The “Syrian Sickness”: What Crude Oil Gives, Crude Oil Can Take Back.

Syria is one of the greatest disasters of recent times. Here, I argue that the origins of the Syrian collapse are to be found in the economic downturn generated by the gradual depletion of the Syrian oil reserves. Crude oil had created modern Syria, crude oil has destroyed it. This phenomenon can be termed the “Syrian Sickness” and the question is: “which country will be affected next?”
Crude oil is a great source of wealth for the countries that possess it. But it is also a wealth that comes as a cycle. Normally, the cycle spans several decades, even more than a century, so that those who live through it may completely miss the fact that they are heading to the end of their wealth.
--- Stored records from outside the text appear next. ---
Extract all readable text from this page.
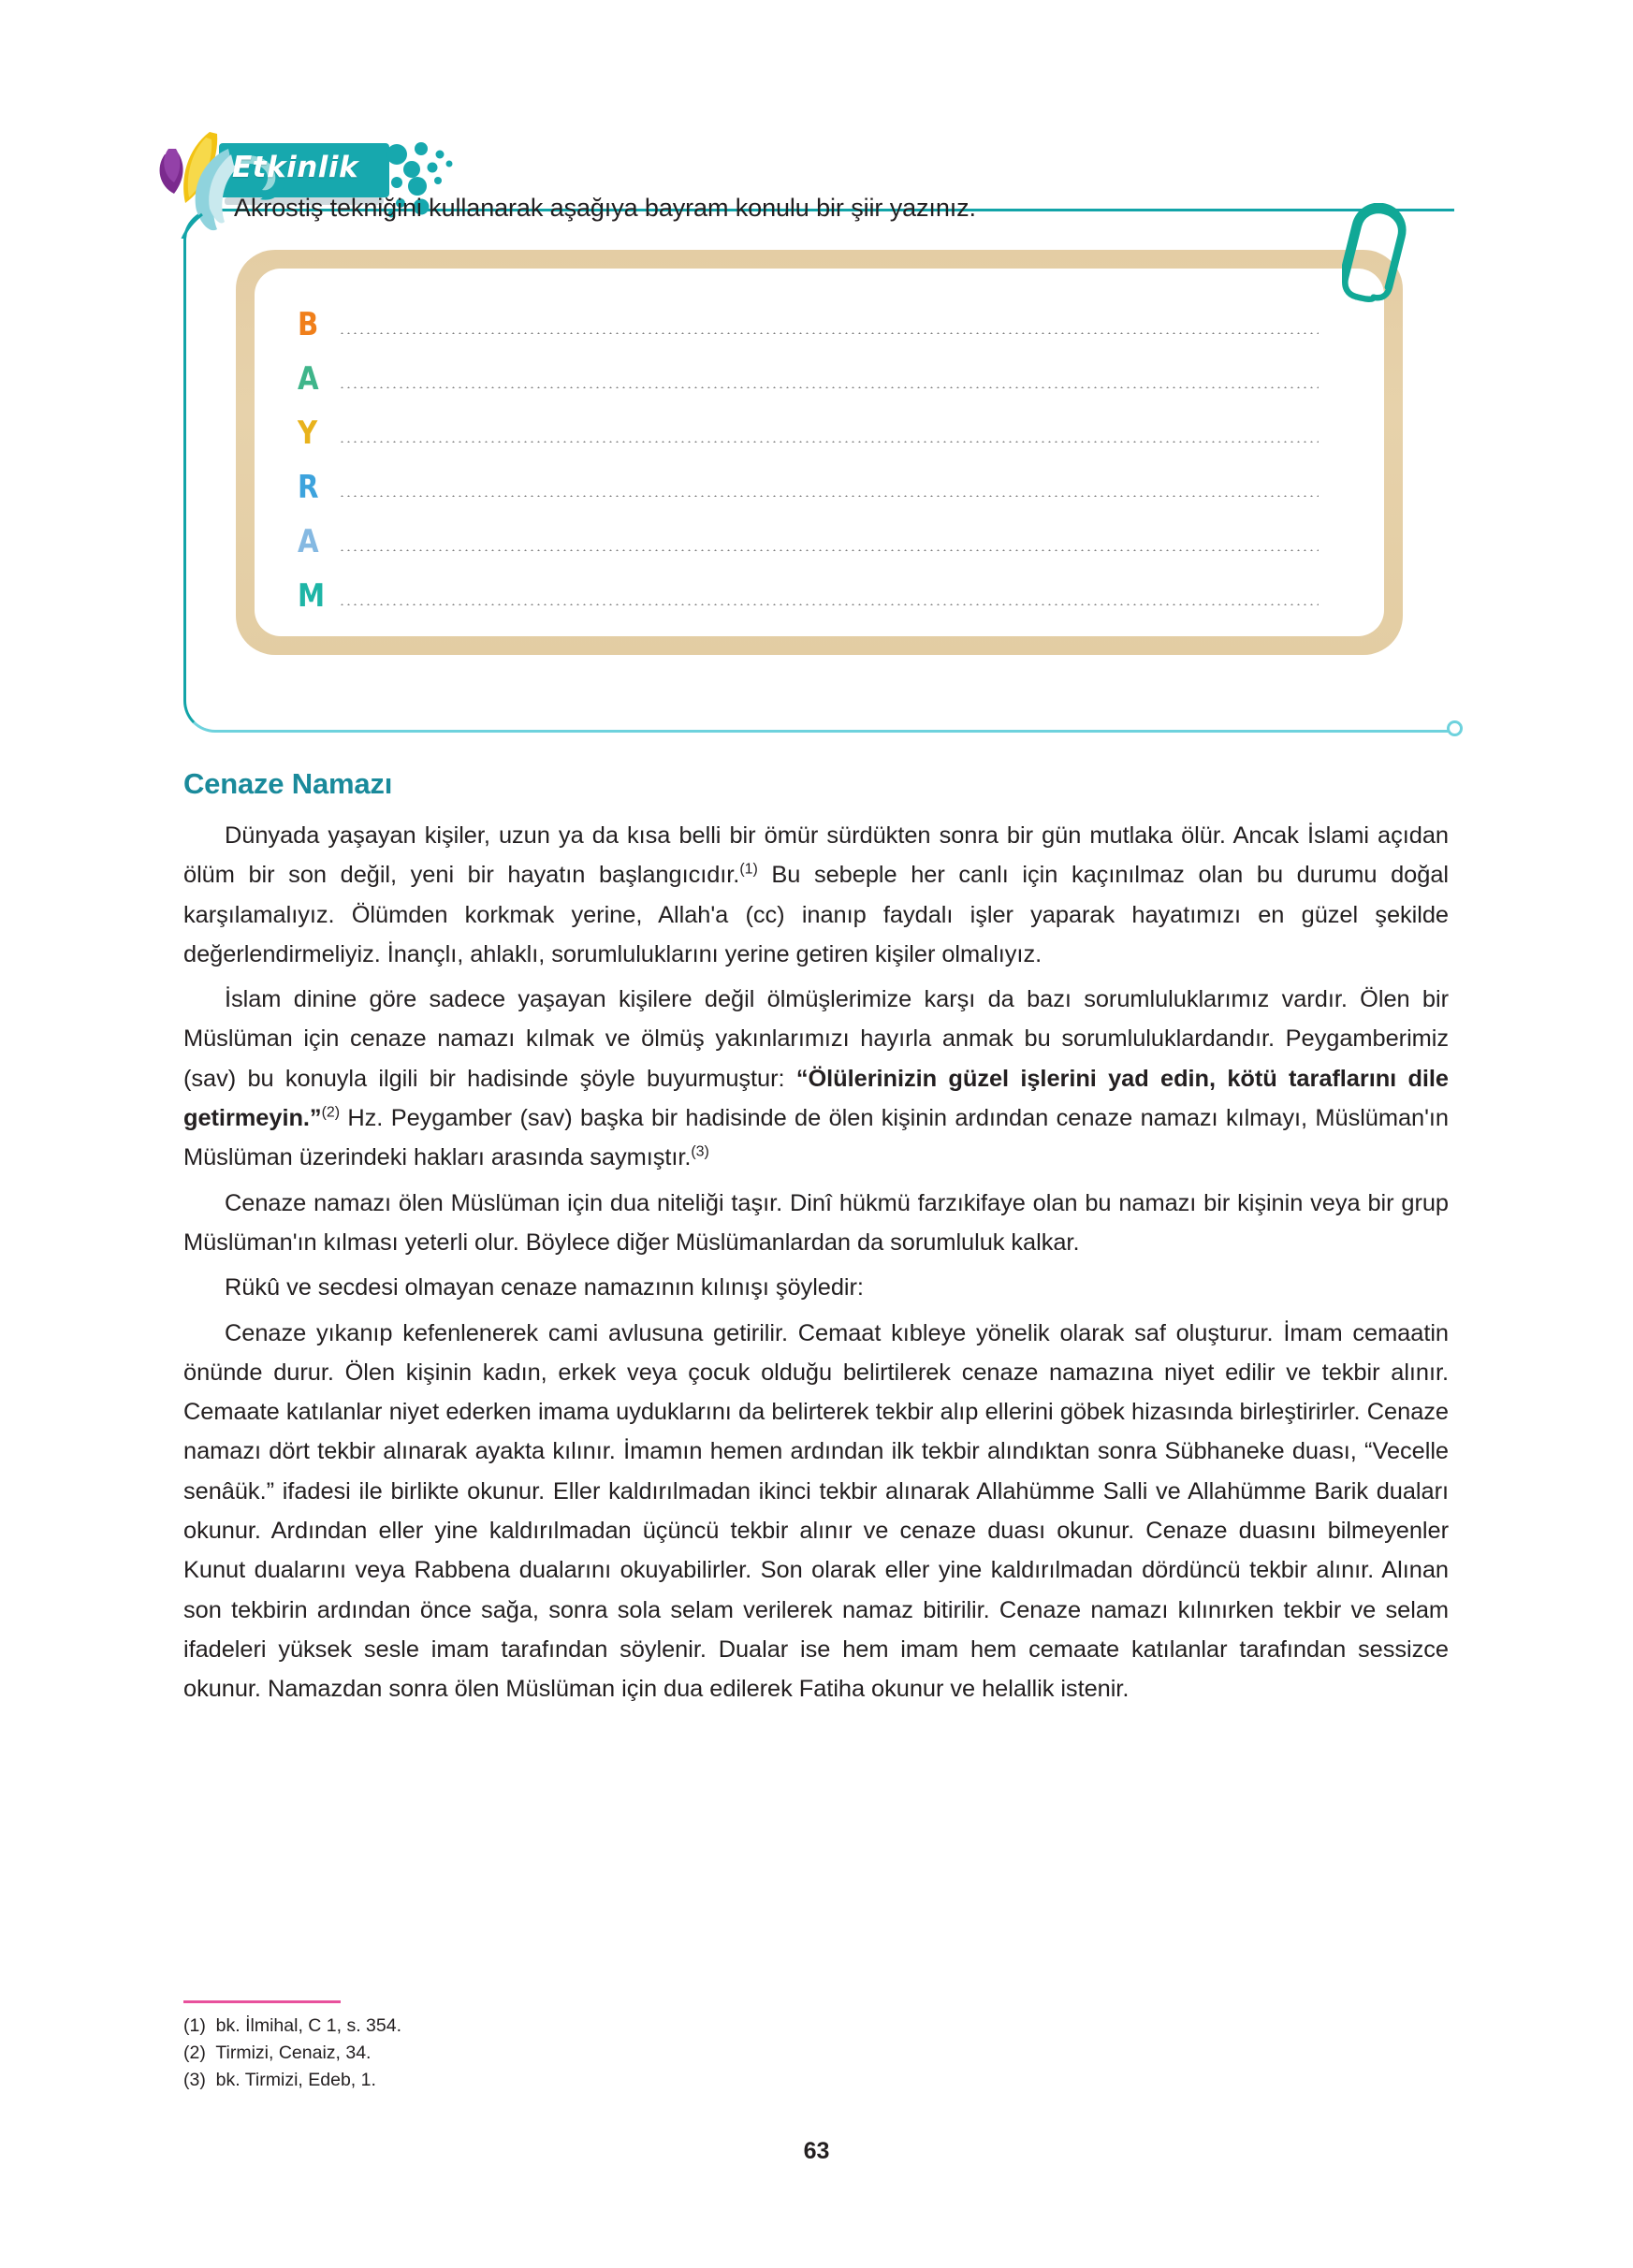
Etkinlik
Akrostiş tekniğini kullanarak aşağıya bayram konulu bir şiir yazınız.
B
A
Y
R
A
M
Cenaze Namazı

Dünyada yaşayan kişiler, uzun ya da kısa belli bir ömür sürdükten sonra bir gün mutlaka ölür. Ancak İslami açıdan ölüm bir son değil, yeni bir hayatın başlangıcıdır.$^{(1)}$ Bu sebeple her canlı için kaçınılmaz olan bu durumu doğal karşılamalıyız. Ölümden korkmak yerine, Allah'a (cc) inanıp faydalı işler yaparak hayatımızı en güzel şekilde değerlendirmeliyiz. İnançlı, ahlaklı, sorumluluklarını yerine getiren kişiler olmalıyız.

İslam dinine göre sadece yaşayan kişilere değil ölmüşlerimize karşı da bazı sorumluluklarımız vardır. Ölen bir Müslüman için cenaze namazı kılmak ve ölmüş yakınlarımızı hayırla anmak bu sorumluluklardandır. Peygamberimiz (sav) bu konuyla ilgili bir hadisinde şöyle buyurmuştur: “Ölülerinizin güzel işlerini yad edin, kötü taraflarını dile getirmeyin.”$^{(2)}$ Hz. Peygamber (sav) başka bir hadisinde de ölen kişinin ardından cenaze namazı kılmayı, Müslüman'ın Müslüman üzerindeki hakları arasında saymıştır.$^{(3)}$

Cenaze namazı ölen Müslüman için dua niteliği taşır. Dinî hükmü farzıkifaye olan bu namazı bir kişinin veya bir grup Müslüman'ın kılması yeterli olur. Böylece diğer Müslümanlardan da sorumluluk kalkar.

Rükû ve secdesi olmayan cenaze namazının kılınışı şöyledir:

Cenaze yıkanıp kefenlenerek cami avlusuna getirilir. Cemaat kıbleye yönelik olarak saf oluşturur. İmam cemaatin önünde durur. Ölen kişinin kadın, erkek veya çocuk olduğu belirtilerek cenaze namazına niyet edilir ve tekbir alınır. Cemaate katılanlar niyet ederken imama uyduklarını da belirterek tekbir alıp ellerini göbek hizasında birleştirirler. Cenaze namazı dört tekbir alınarak ayakta kılınır. İmamın hemen ardından ilk tekbir alındıktan sonra Sübhaneke duası, “Vecelle senâük.” ifadesi ile birlikte okunur. Eller kaldırılmadan ikinci tekbir alınarak Allahümme Salli ve Allahümme Barik duaları okunur. Ardından eller yine kaldırılmadan üçüncü tekbir alınır ve cenaze duası okunur. Cenaze duasını bilmeyenler Kunut dualarını veya Rabbena dualarını okuyabilirler. Son olarak eller yine kaldırılmadan dördüncü tekbir alınır. Alınan son tekbirin ardından önce sağa, sonra sola selam verilerek namaz bitirilir. Cenaze namazı kılınırken tekbir ve selam ifadeleri yüksek sesle imam tarafından söylenir. Dualar ise hem imam hem cemaate katılanlar tarafından sessizce okunur. Namazdan sonra ölen Müslüman için dua edilerek Fatiha okunur ve helallik istenir.

(1)  bk. İlmihal, C 1, s. 354.
(2)  Tirmizi, Cenaiz, 34.
(3)  bk. Tirmizi, Edeb, 1.
63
The cycle is especially visible in those areas where the amount of oil is modest; then, the cycle goes faster; wealth and misery appear one after the other in a dramatic series of events.

One of these rapid cycles of growth and decline is that of Syria. It is a country that never became a major world producer, less than 1% of the world’s total production when it peaked, around 1995. (graph below, from Gail Tverberg’s blog). For the small Syrian economy, however, even this limited amount was important

The Syruan oil production went through its unavoidable cycle over a span of little more than three decade. Depletion generated progressively higher production costs and that led to a scarcity of capital investments to keep production increasing. The result was the “bell shaped” production curve that is often called the “Hubbert curve”. Eventually, around 2011, the internal consumption curve crossed the production curve and that transformed the country from an oil exporter to an oil importer. The cross-over point corresponded to the start of the civil war.